The $63 million reimagining of the Conservatory of Music is well underway, with the 44,000-square-foot Armerding Center for Music and the Arts opening this past fall. Next up are the proposed 648-seat concert hall, a spacious lobby, and an acoustically perfect choral rehearsal hall. With the From the Heart, For the Kingdom capital campaign officially ending on June 30, the original goal was huge, but now only requires an additional $18 million in donations.
Just don’t tell Tony Payne, associate professor of music (arranging) and director of special programs, that the building is lavish.
“I’ve heard people use words like palatial and lavish,” he says with dogged good cheer. “It’s not lavish. It’s appropriate. It’s appropriate to our discipline, and it’s appropriate to a distinguished—I’ll even risk saying worldclass— program of arts.”
“In the history of Wheaton College, we’ve never had an acoustically engineered space of this sort,” Payne says. “We want to fulfill our mission in the context of our discipline. Our colleagues, our students, and our graduates have proven our faith. And now we’re simply asking for appropriate facilities.”
The benefits the new concert hall, choral rehearsal hall, and lobby will bring to students and the larger community are numerous. Michael Wilder, dean of the Conservatory of Music and Division of Arts and Communication, admits that the previous cramped facilities—spread out across campus and with suboptimal acoustics—have kept students from reaching their highest levels musically and providing the kind of artistic leadership that today’s churches and the world need.
The proposed spaces will encourage new levels of musical excellence and creativity for all students, according to Dorothy Chappell, dean of natural and social sciences and professor of biology. “This facility will allow students and faculty to explore,” she predicts. “They’re not just going to recreate music. They’re not just going to listen through their senses, but they’re going to use other senses designed by God in the nervous system that the brain is controlling to perform.”
Shawn Okpebholo, associate professor of music (composition, music theory), says the new facilities will also help recruiting. “Serious musicians want serious spaces,” he says. “When students come here, they’ll say, ‘Wow! The school is investing so much in this program. This means something.’”
The state-of-the-art facilities on centrally located real estate will promote a sense of hospitality on campus, too.
Delaney Turner ’18 says Conservatory students will have “a great opportunity to show our love of what we do on a daily basis and share that love with the entire campus in a much more tangible way.”
Steve Ivester, dean for Student Engagement, agrees. “It will bring the campus together,” Ivester predicts. “Our students want to experience and engage the arts. This particular venue means that we’ll have students who are comfortable in a music facility. They will be introduced to an aspect of liberal arts that they only get from the sidelines right now. It’s going to permeate the student experience on many levels.”
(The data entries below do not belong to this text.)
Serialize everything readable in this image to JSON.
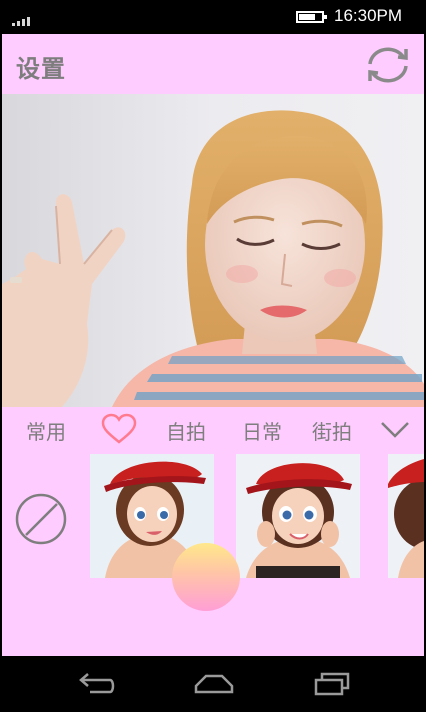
{
  "status_bar": {
    "time": "16:30PM",
    "signal_icon": "signal-bars-icon",
    "battery_icon": "battery-icon"
  },
  "header": {
    "title": "设置",
    "switch_camera_icon": "camera-switch-icon"
  },
  "preview": {
    "description_icon": "camera-preview"
  },
  "filter_tabs": [
    {
      "label": "常用"
    },
    {
      "label": "",
      "icon": "heart-icon"
    },
    {
      "label": "自拍"
    },
    {
      "label": "日常"
    },
    {
      "label": "街拍"
    },
    {
      "label": "",
      "icon": "chevron-down-icon"
    }
  ],
  "stickers": {
    "none_icon": "no-sticker-icon",
    "items": [
      {
        "name": "cartoon-girl-red-hat-1"
      },
      {
        "name": "cartoon-girl-red-hat-2"
      },
      {
        "name": "cartoon-girl-red-hat-3"
      }
    ]
  },
  "capture": {
    "icon": "shutter-button"
  },
  "nav_bar": {
    "back_icon": "back-icon",
    "home_icon": "home-icon",
    "recents_icon": "recents-icon"
  },
  "colors": {
    "app_bg": "#ffccff",
    "text_gray": "#7e7e7e",
    "heart": "#ff7a8f",
    "shutter_top": "#ffe88a",
    "shutter_bottom": "#ff9fd6"
  }
}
The concert hall will, for many decades, draw untold numbers onto campus for concerts, conferences, and events yet to be defined, where Wheaton’s neighbors will perhaps taste something of the College, and by extension God’s kingdom, in a fresh way. Chappell says the project is “confessional in nature to the culture around us—the campus culture and the broader culture,” adding, “It is a testimony to who we are.” Okpebholo adds, “It’s a form of Christian witness.”
The concert hall, lobby, and choral rehearsal hall also represent, according to Chappell, no less than a place to fulfill our role in creation. “It seems to me that this building helps us do two fundamental things,” she says. “One is to help achieve the liberal arts mission of the College, which is an interdisciplinary approach.
“But even more significantly, it is to fulfill what it means to be a holistic human being. Look at what God has done in creation. We are the pinnacle of creation, and God gave us a nervous system that allows us to sense beauty. This building is going to allow us to hear wonderful things that the Lord through his wonderful endowment of creative abilities has given to our faculty and to our students. So in a sense it is a fulfillment of part of God’s wisdom in how we’re designed.”
Similarly, Turner sees it as a venue of worship. “At Wheaton, one of the best things I’m constantly told is to let every single thing that you do be worship—and that definitely applies to all of our performing, and all of our practicing,” the music performance major says. “Every single aspect of music can be done to the glory of God. So everything we do, whether it’s in our small practice rooms, or whether it’s on the stage of the concert hall, or even sitting and listening, should somehow involve reflecting the glory of our Creator and what he’s created in us in creating music.”
So if anything is lavish about this project, it’s the love for God and his creation that inspired it. In that, you’ll get no argument from Tony Payne.